Non so che dire, allora le domando con chi stanno; nel frattempo continuiamo a camminare veloci verso l’uscita della stazione. Mi risponde che stanno con i mariti, al plurale, ma non me la sento davvero di indagare oltre. Non c’è modo di farli venire qui? Puoi spostarti? Mi risponde che non li fanno uscire dal Paese e che lei non può uscire in quanto cittadina italiana. Avrò capito bene? Non posso insistere. Saliamo le scale mobili, siamo vicine, faccia a faccia, anzi metà faccia a faccia poiché entrambe coperte dalla mascherina. Finalmente si è fermata. Lei mi guarda e mi parla come se ci conoscessimo, sorelle in questo mondo infame, e mi dice a mezza voce:
Io quando mi squilla il telefono mi faccio la pipì sotto.
Io non so che dire se non frasi di circostanza, davvero non so che dire. Sento moltissimo dolore e l’unica cosa che riesco ad accennare è qualcosa tipo CHE SITUAZIONE DI MERDA. E mi sento veramente scema, e poi mi devo perdonare, perché io non lo so che significa. Non lo so e sono pure fortunata per questa mia ignoranza sia in fatto di guerra che di maternità.
Giusto il tempo di risalire in superficie che la donna - piccola e bruna, con gli occhi di ghiaccio - si riprende anche la mia busta: va di fretta, le chiedo se posso accompagnarla ancora, mi dice che ce la fa. La saluto, riparte spedita. Le nostre strade di dividono.
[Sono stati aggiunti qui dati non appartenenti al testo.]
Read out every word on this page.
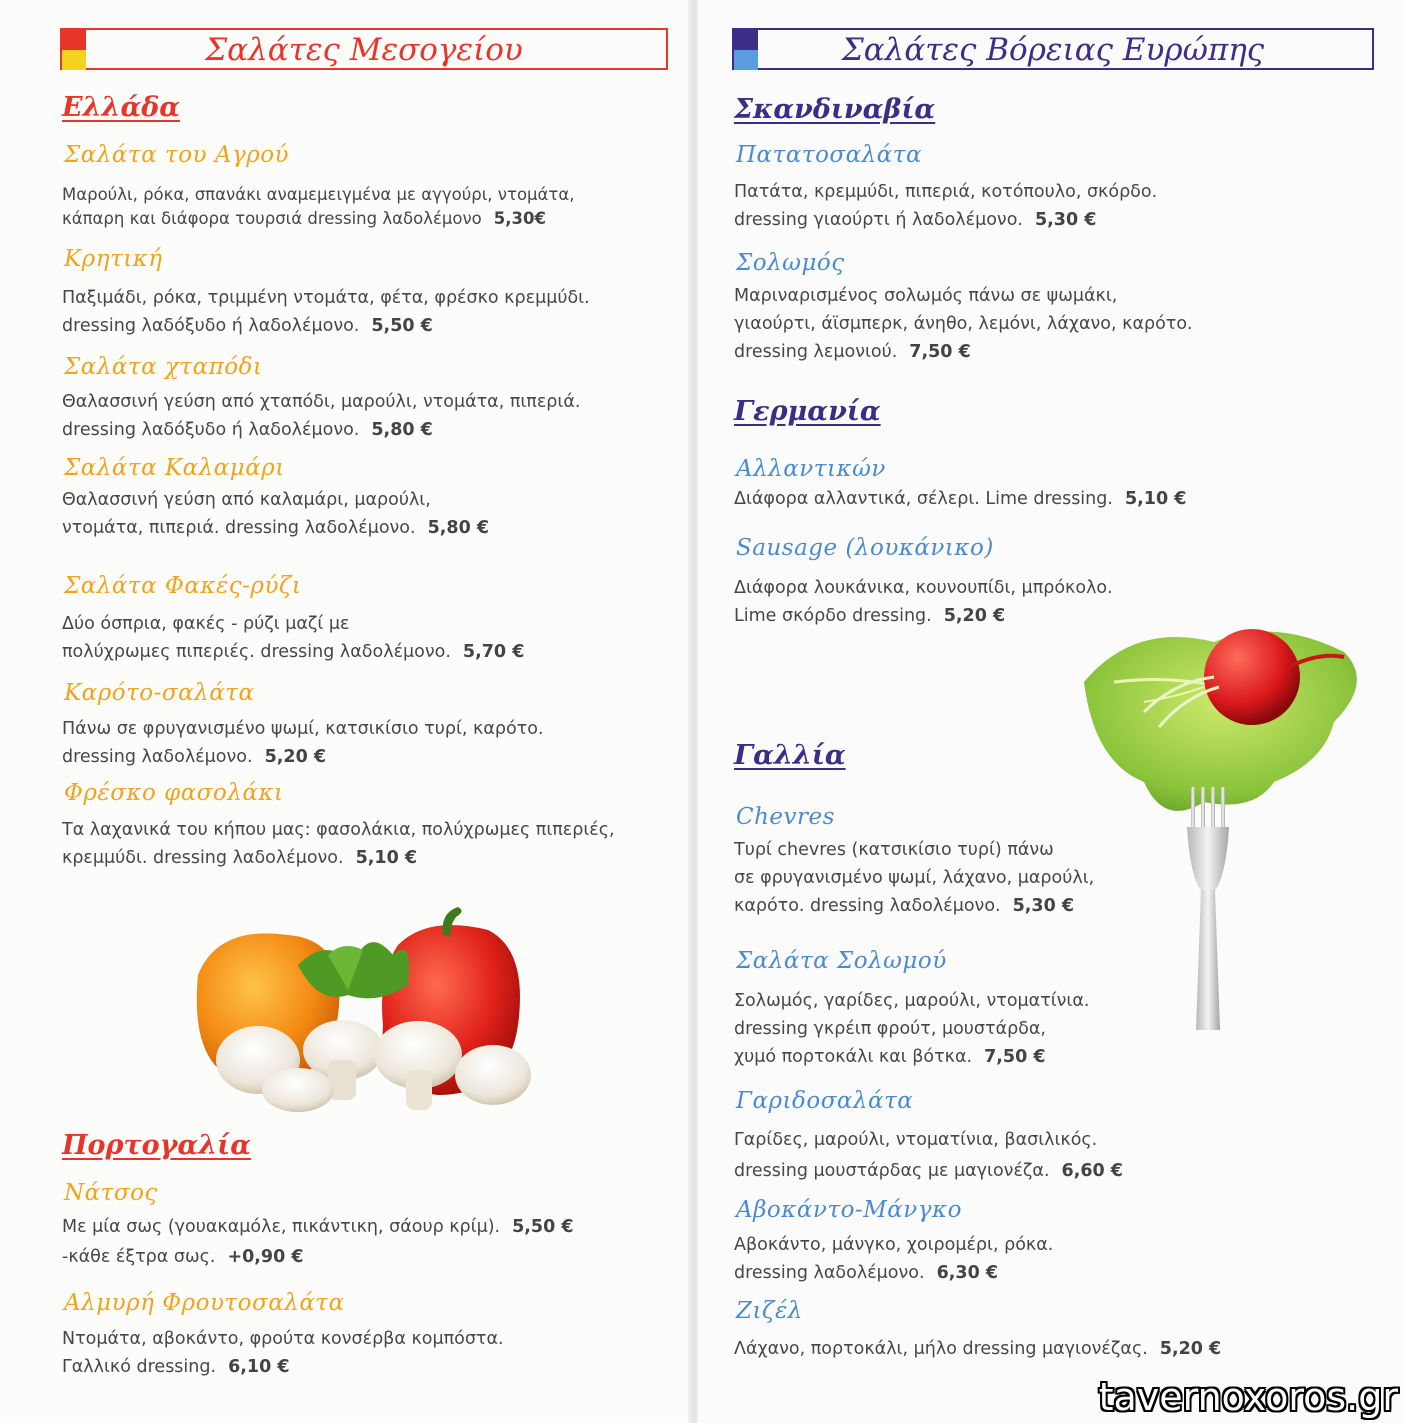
Σαλάτες Μεσογείου
Ελλάδα
Σαλάτα του Αγρού
Μαρούλι, ρόκα, σπανάκι αναμεμειγμένα με αγγούρι, ντομάτα,
κάπαρη και διάφορα τουρσιά dressing λαδολέμονο 5,30€
Κρητική
Παξιμάδι, ρόκα, τριμμένη ντομάτα, φέτα, φρέσκο κρεμμύδι.
dressing λαδόξυδο ή λαδολέμονο. 5,50 €
Σαλάτα χταπόδι
Θαλασσινή γεύση από χταπόδι, μαρούλι, ντομάτα, πιπεριά.
dressing λαδόξυδο ή λαδολέμονο. 5,80 €
Σαλάτα Καλαμάρι
Θαλασσινή γεύση από καλαμάρι, μαρούλι,
ντομάτα, πιπεριά. dressing λαδολέμονο. 5,80 €
Σαλάτα Φακές-ρύζι
Δύο όσπρια, φακές - ρύζι μαζί με
πολύχρωμες πιπεριές. dressing λαδολέμονο. 5,70 €
Καρότο-σαλάτα
Πάνω σε φρυγανισμένο ψωμί, κατσικίσιο τυρί, καρότο.
dressing λαδολέμονο. 5,20 €
Φρέσκο φασολάκι
Τα λαχανικά του κήπου μας: φασολάκια, πολύχρωμες πιπεριές,
κρεμμύδι. dressing λαδολέμονο. 5,10 €
Πορτογαλία
Νάτσος
Με μία σως (γουακαμόλε, πικάντικη, σάουρ κρίμ). 5,50 €
-κάθε έξτρα σως. +0,90 €
Αλμυρή Φρουτοσαλάτα
Ντομάτα, αβοκάντο, φρούτα κονσέρβα κομπόστα.
Γαλλικό dressing. 6,10 €
Σαλάτες Βόρειας Ευρώπης
Σκανδιναβία
Πατατοσαλάτα
Πατάτα, κρεμμύδι, πιπεριά, κοτόπουλο, σκόρδο.
dressing γιαούρτι ή λαδολέμονο. 5,30 €
Σολωμός
Μαριναρισμένος σολωμός πάνω σε ψωμάκι,
γιαούρτι, άϊσμπερκ, άνηθο, λεμόνι, λάχανο, καρότο.
dressing λεμονιού. 7,50 €
Γερμανία
Αλλαντικών
Διάφορα αλλαντικά, σέλερι. Lime dressing. 5,10 €
Sausage (λουκάνικο)
Διάφορα λουκάνικα, κουνουπίδι, μπρόκολο.
Lime σκόρδο dressing. 5,20 €
Γαλλία
Chevres
Τυρί chevres (κατσικίσιο τυρί) πάνω
σε φρυγανισμένο ψωμί, λάχανο, μαρούλι,
καρότο. dressing λαδολέμονο. 5,30 €
Σαλάτα Σολωμού
Σολωμός, γαρίδες, μαρούλι, ντοματίνια.
dressing γκρέιπ φρούτ, μουστάρδα,
χυμό πορτοκάλι και βότκα. 7,50 €
Γαριδοσαλάτα
Γαρίδες, μαρούλι, ντοματίνια, βασιλικός.
dressing μουστάρδας με μαγιονέζα. 6,60 €
Αβοκάντο-Μάνγκο
Αβοκάντο, μάνγκο, χοιρομέρι, ρόκα.
dressing λαδολέμονο. 6,30 €
Ζιζέλ
Λάχανο, πορτοκάλι, μήλο dressing μαγιονέζας. 5,20 €
tavernoxoros.gr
Lei verso il pullman, io verso il ristorante. Quello del mio sabato bello e leggero, dei miei trent’anni, della spensieratezza che tentavo di ritrovare.
Ma cammino scossa, con le emozioni frantumate di chi ha appena sbattuto la faccia per terra mentre volava altissimo e leggero. Cammino, mi viene da piangere. Cammino, guardo il cielo azzurro, gli alberi invernali e spogli, la strada viva, le macchine accese, le persone. Penso a come siano le macerie, penso che qui è tutto normale. Penso che sia davvero ingiusto. Poi penso di scrivere questa storia, perché è giusto fermarsi a pensare anche se non serve a niente, anche se siamo inermi e inutili.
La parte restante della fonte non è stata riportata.